Das naheliegende “Chinesen essen alles” wurde schnell durch die schlechten Tischmanieren erweitert. Von da aus war man schnell bei dem asozialen, gefühlskalten Verhalten und dem Hang zu autoritärer Politik.

Mir geht es an dieser Stelle nicht darum, die einzelnen Vorurteile zu entkräften, bzw. die richtigen Punkte einzuordnen, sondern mir geht es um Selbstreflektion. Bevor jemand im Internet über Menschengruppen urteilt, sollte er zumindest seine Expertise kurz hinterfragen.

Denn die Expertise – in diesem Fall über China und seine Einwohner – ist meistens nicht sehr groß. Wenn man ab und zu Zeitungsartikel gelesen oder Fernsehberichte gesehen hat, aber weder in China war, noch je persönlichen Kontakt – außer zum Koch vom China-Imbiss – hatte, dann wird man kein besonders fachmännisches Urteil abgeben können. 

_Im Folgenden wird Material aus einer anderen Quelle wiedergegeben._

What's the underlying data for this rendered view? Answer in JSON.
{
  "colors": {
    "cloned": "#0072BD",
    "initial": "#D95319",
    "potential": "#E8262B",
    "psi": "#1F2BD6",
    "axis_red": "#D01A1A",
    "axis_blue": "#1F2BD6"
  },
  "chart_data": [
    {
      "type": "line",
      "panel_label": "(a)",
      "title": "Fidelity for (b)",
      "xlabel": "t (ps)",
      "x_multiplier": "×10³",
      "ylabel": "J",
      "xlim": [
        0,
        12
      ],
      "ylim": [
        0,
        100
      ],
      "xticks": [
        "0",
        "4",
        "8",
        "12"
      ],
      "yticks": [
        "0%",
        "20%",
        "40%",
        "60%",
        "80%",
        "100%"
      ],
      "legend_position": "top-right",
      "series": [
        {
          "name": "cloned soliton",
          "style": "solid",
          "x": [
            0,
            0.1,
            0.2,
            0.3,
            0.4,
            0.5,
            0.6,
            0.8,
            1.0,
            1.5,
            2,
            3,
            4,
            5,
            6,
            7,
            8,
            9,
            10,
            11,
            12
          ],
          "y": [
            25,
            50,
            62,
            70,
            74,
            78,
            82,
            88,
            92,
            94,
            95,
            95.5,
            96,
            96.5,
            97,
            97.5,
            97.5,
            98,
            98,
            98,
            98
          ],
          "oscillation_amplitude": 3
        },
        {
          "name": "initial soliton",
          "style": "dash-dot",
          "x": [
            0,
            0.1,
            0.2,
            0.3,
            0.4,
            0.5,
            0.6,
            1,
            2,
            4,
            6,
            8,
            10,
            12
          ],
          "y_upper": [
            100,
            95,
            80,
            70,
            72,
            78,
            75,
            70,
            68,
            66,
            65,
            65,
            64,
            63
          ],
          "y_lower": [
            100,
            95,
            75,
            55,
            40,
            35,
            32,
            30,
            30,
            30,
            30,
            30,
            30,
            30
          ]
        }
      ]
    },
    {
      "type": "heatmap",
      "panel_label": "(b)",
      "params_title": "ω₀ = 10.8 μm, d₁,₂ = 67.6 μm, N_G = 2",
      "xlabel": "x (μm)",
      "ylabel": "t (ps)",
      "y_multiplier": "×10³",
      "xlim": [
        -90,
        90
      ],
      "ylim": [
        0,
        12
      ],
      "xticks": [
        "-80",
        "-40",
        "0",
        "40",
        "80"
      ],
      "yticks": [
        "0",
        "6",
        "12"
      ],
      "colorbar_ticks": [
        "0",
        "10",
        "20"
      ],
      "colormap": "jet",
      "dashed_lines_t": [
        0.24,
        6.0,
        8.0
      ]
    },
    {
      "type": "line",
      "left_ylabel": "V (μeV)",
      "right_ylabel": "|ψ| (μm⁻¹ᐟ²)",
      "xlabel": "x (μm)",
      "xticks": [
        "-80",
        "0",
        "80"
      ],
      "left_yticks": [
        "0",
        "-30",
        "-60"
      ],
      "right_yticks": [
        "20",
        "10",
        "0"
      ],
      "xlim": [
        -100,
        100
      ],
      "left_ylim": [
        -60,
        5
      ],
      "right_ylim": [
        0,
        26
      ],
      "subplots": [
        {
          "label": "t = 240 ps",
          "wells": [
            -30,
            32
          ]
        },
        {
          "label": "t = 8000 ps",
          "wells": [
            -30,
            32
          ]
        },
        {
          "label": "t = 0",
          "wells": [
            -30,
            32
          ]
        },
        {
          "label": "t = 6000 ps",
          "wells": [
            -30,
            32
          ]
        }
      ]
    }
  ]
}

Wie würde denn umgekehrt ein genauso schlecht informierter und griesgrämiger Ausländer Deutsche beschreiben? Da wären mögliche, negative Bilder: der Nazi, der Würstchen, Sauerkraut und Bier verspeisende Wampenträger oder ein reicher, arroganter Schnösel. So etwas will doch auch keiner lesen.

Jetzt könnte einer sagen: “ich war doch auf Montage in China” oder “hier die chinesischen Touristen in Südostasien führen sich doch übel auf”. Da hat dann schon jemand Kontakt gehabt, aber wie umfassend war der denn, um vernichtende Urteile rechtfertigen zu können. Hat man, wenn man eine Fabrik in Castrop-Rauxel gesehen hat, Deutschland gesehen?

Und ja, mancher Tourist aus China führt sich in Südostasien nicht gut auf. Aber legt ihr dann den gleichen Maßstab an die Chinesen wie an die Europäer an? Und viele Kritikpunkte sind rein subjektiv. Wenn der alte Willi mit Adiletten durch den thailändischen Tempel zieht, wird er auch Leben gelassen. Er hat’s ja nicht bös gemeint.

Davon ab werden die Chinesen mit der Zeit auch immer weltgewandter.  Für viele ist das noch Neuland. Doch nun nimmt der Individualtourismus zu. Gruppen, die einen Führer mit Fahne folgen, gibt es zwar noch immer, aber in Thailand sind es mittlerweile mehr, die auf eigene Faust reisen. Einige sind sogar so eifrig bemüht, sich auf Reisen gut zu verhalten, dass sie Kurse belegen, wie man auf westliche Art speist. 

Also am besten gar nicht hetzten… sonst muss man, wenn das Gesagte jemand viel zu ernst genommen hat, Ausreden suchen,  warum man nicht Mitschuld trägt.